Post-acute care: another “new normal” resulting from the pandemic?

Trends in post-acute care resulting from the pandemic, and the increased role technology plays in communication and transparency.

Russ Graney

CEO & Founder, Aidin

The COVID-19 pandemic has exacerbated the importance of increased communication and transparency across the post-hospital landscape, and the critical need for more diverse care options for patients who require rehabilitation or nursing services after a surgery, stroke, accident or illness.

While the entire healthcare industry has drastically changed over the past year, one thing never will: patients and their families want to make an informed choice on the next step of their healthcare journey.

Health systems — and their case managers — want the same for their patients. But far too often, they are bogged down with paperwork, administrative tasks and slow communications — which can make finding the next clinically appropriate provider a tedious and cumbersome process.

Pivoting from skilled nursing facilities to home healthcare

It’s no surprise that the pandemic prompted more patients to seek home healthcare. But interestingly, even prior to the COVID-19 era, we started to see a 14% increase in the number of patients making that choice. This trend kicked into overdrive in March 2020 when concerns about COVID-19 infection risk at SNFs skyrocketed and hospitals became inundated with patients.

The shift in care delivery preferences was impacted due to various factors caused by the pandemic — from fears of outbreak and families’ inability to visit a loved one to more people being in a position to act as a caregiver while working from home. While this option is cost-effective, it may not always enable the face-to-face care a patient needs for their condition. Now more than ever, families want a personal connection with a care provider they trust for their loved ones.

As we navigate to a “new normal,” many health systems and patients will continue to partake in-home healthcare over care settings such as skilled nursing facilities (SNFs). At the same time, as patients continue to be discharged from hospitals to home healthcare settings, care coordination tools have become imperative to providing patients and their families with high-quality care post-discharge.

Patients, caregivers, and providers should have a choice of well-vetted options, so all parties can ultimately choose what’s best for the patient without a time-consuming headache that prolongs length-of-stay and ultimately impacts hospital revenues, too.

The critical role technology plays in communication and transparency

By scaling up the use of technology to engage patients, many hospital executives are determining where technology fits into their financial recovery plans. Leveraging technology to reduce the length of stay and ensure that patients are discharged into the setting that’s best for their condition is paramount. However, the patient discharge process, historically, has been incredibly analog and prone to delay — which, in turn, directly impacts hospital capacity. It’s a critical part of a patient’s care continuum, and therefore has direct and indirect impacts on both patient outcomes and costs.

The COVID-19 pandemic has led to significant digital transformation momentum over the past year, and home healthcare is no exception. While we’ve made tremendous strides in creating solutions to care for patients remotely, providers still need better technology to get a clearer picture of all of a patient’s discharge options.

In the past, case managers at hospitals have managed that process manually, calling and writing to post-acute care providers to determine whether they accept the patient’s insurance and can admit the patient on the day they’ll be discharged.
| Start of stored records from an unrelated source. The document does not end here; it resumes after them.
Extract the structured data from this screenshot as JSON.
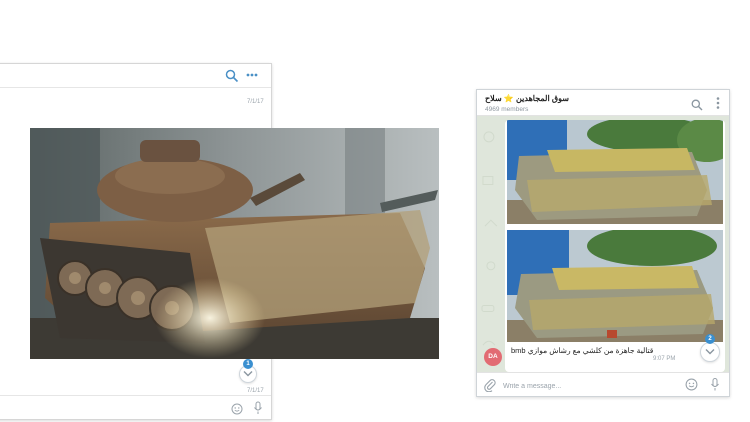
{
  "left_window": {
    "timestamp_top": "7/1/17",
    "timestamp_bottom": "7/1/17",
    "unread_badge": "1"
  },
  "right_window": {
    "channel_title": "سوق المجاهدين ⭐ سلاح",
    "members": "4969 members",
    "message": {
      "caption_arabic": "قتالية جاهزة من كلشي مع رشاش موازي",
      "caption_latin": "bmb",
      "time": "9:07 PM"
    },
    "sender_initials": "DA",
    "unread_badge": "2",
    "input_placeholder": "Write a message..."
  },
  "colors": {
    "accent": "#3a8fd0",
    "avatar": "#e26b73",
    "chat_background": "#dfe6db"
  }
}
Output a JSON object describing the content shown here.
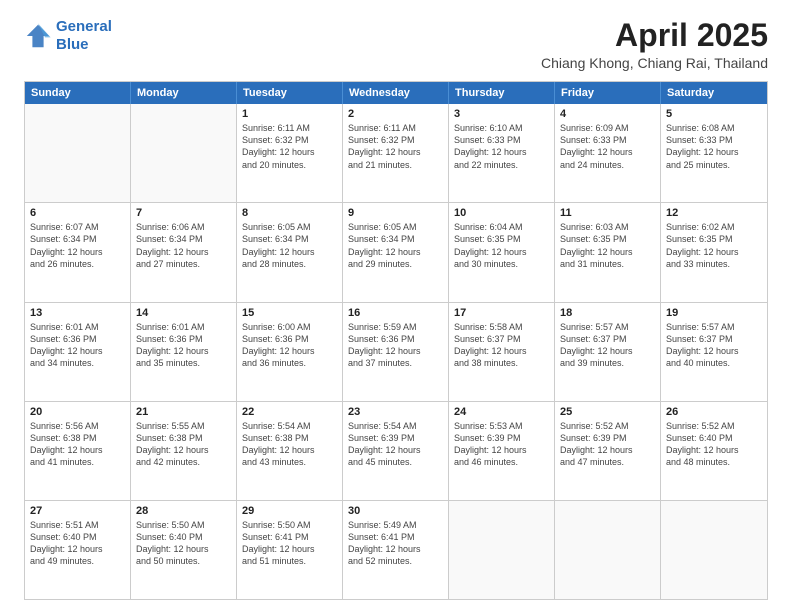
{
  "header": {
    "logo_line1": "General",
    "logo_line2": "Blue",
    "title": "April 2025",
    "subtitle": "Chiang Khong, Chiang Rai, Thailand"
  },
  "days_of_week": [
    "Sunday",
    "Monday",
    "Tuesday",
    "Wednesday",
    "Thursday",
    "Friday",
    "Saturday"
  ],
  "weeks": [
    [
      {
        "day": "",
        "info": ""
      },
      {
        "day": "",
        "info": ""
      },
      {
        "day": "1",
        "info": "Sunrise: 6:11 AM\nSunset: 6:32 PM\nDaylight: 12 hours\nand 20 minutes."
      },
      {
        "day": "2",
        "info": "Sunrise: 6:11 AM\nSunset: 6:32 PM\nDaylight: 12 hours\nand 21 minutes."
      },
      {
        "day": "3",
        "info": "Sunrise: 6:10 AM\nSunset: 6:33 PM\nDaylight: 12 hours\nand 22 minutes."
      },
      {
        "day": "4",
        "info": "Sunrise: 6:09 AM\nSunset: 6:33 PM\nDaylight: 12 hours\nand 24 minutes."
      },
      {
        "day": "5",
        "info": "Sunrise: 6:08 AM\nSunset: 6:33 PM\nDaylight: 12 hours\nand 25 minutes."
      }
    ],
    [
      {
        "day": "6",
        "info": "Sunrise: 6:07 AM\nSunset: 6:34 PM\nDaylight: 12 hours\nand 26 minutes."
      },
      {
        "day": "7",
        "info": "Sunrise: 6:06 AM\nSunset: 6:34 PM\nDaylight: 12 hours\nand 27 minutes."
      },
      {
        "day": "8",
        "info": "Sunrise: 6:05 AM\nSunset: 6:34 PM\nDaylight: 12 hours\nand 28 minutes."
      },
      {
        "day": "9",
        "info": "Sunrise: 6:05 AM\nSunset: 6:34 PM\nDaylight: 12 hours\nand 29 minutes."
      },
      {
        "day": "10",
        "info": "Sunrise: 6:04 AM\nSunset: 6:35 PM\nDaylight: 12 hours\nand 30 minutes."
      },
      {
        "day": "11",
        "info": "Sunrise: 6:03 AM\nSunset: 6:35 PM\nDaylight: 12 hours\nand 31 minutes."
      },
      {
        "day": "12",
        "info": "Sunrise: 6:02 AM\nSunset: 6:35 PM\nDaylight: 12 hours\nand 33 minutes."
      }
    ],
    [
      {
        "day": "13",
        "info": "Sunrise: 6:01 AM\nSunset: 6:36 PM\nDaylight: 12 hours\nand 34 minutes."
      },
      {
        "day": "14",
        "info": "Sunrise: 6:01 AM\nSunset: 6:36 PM\nDaylight: 12 hours\nand 35 minutes."
      },
      {
        "day": "15",
        "info": "Sunrise: 6:00 AM\nSunset: 6:36 PM\nDaylight: 12 hours\nand 36 minutes."
      },
      {
        "day": "16",
        "info": "Sunrise: 5:59 AM\nSunset: 6:36 PM\nDaylight: 12 hours\nand 37 minutes."
      },
      {
        "day": "17",
        "info": "Sunrise: 5:58 AM\nSunset: 6:37 PM\nDaylight: 12 hours\nand 38 minutes."
      },
      {
        "day": "18",
        "info": "Sunrise: 5:57 AM\nSunset: 6:37 PM\nDaylight: 12 hours\nand 39 minutes."
      },
      {
        "day": "19",
        "info": "Sunrise: 5:57 AM\nSunset: 6:37 PM\nDaylight: 12 hours\nand 40 minutes."
      }
    ],
    [
      {
        "day": "20",
        "info": "Sunrise: 5:56 AM\nSunset: 6:38 PM\nDaylight: 12 hours\nand 41 minutes."
      },
      {
        "day": "21",
        "info": "Sunrise: 5:55 AM\nSunset: 6:38 PM\nDaylight: 12 hours\nand 42 minutes."
      },
      {
        "day": "22",
        "info": "Sunrise: 5:54 AM\nSunset: 6:38 PM\nDaylight: 12 hours\nand 43 minutes."
      },
      {
        "day": "23",
        "info": "Sunrise: 5:54 AM\nSunset: 6:39 PM\nDaylight: 12 hours\nand 45 minutes."
      },
      {
        "day": "24",
        "info": "Sunrise: 5:53 AM\nSunset: 6:39 PM\nDaylight: 12 hours\nand 46 minutes."
      },
      {
        "day": "25",
        "info": "Sunrise: 5:52 AM\nSunset: 6:39 PM\nDaylight: 12 hours\nand 47 minutes."
      },
      {
        "day": "26",
        "info": "Sunrise: 5:52 AM\nSunset: 6:40 PM\nDaylight: 12 hours\nand 48 minutes."
      }
    ],
    [
      {
        "day": "27",
        "info": "Sunrise: 5:51 AM\nSunset: 6:40 PM\nDaylight: 12 hours\nand 49 minutes."
      },
      {
        "day": "28",
        "info": "Sunrise: 5:50 AM\nSunset: 6:40 PM\nDaylight: 12 hours\nand 50 minutes."
      },
      {
        "day": "29",
        "info": "Sunrise: 5:50 AM\nSunset: 6:41 PM\nDaylight: 12 hours\nand 51 minutes."
      },
      {
        "day": "30",
        "info": "Sunrise: 5:49 AM\nSunset: 6:41 PM\nDaylight: 12 hours\nand 52 minutes."
      },
      {
        "day": "",
        "info": ""
      },
      {
        "day": "",
        "info": ""
      },
      {
        "day": "",
        "info": ""
      }
    ]
  ],
  "accent_color": "#2a6ebb"
}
The communication and transparency that technology provides are a must-have against this backdrop.

Technology-enabled digital tools that organize and continually update this information are a critical component of ensuring a patient’s health post-discharge. An open-market approach, where post-acute care providers are part of a centralized platform for case managers to reference and plug information into, enables efficient and evidence-based hospital discharge planning.

As we look towards a new normal, we’ll expect to see a shift in the post-hospital landscape. We’ll see more patients being discharged to home healthcare environments over institutional care settings. We’ll also see increased communication and transparency between providers and case managers to meet the patient’s care preferences. What we learned this past year about the healthcare landscape could pay off for years to come, and one lesson is for certain: patients and their families want to make an informed decision on the next step of their patient care journey.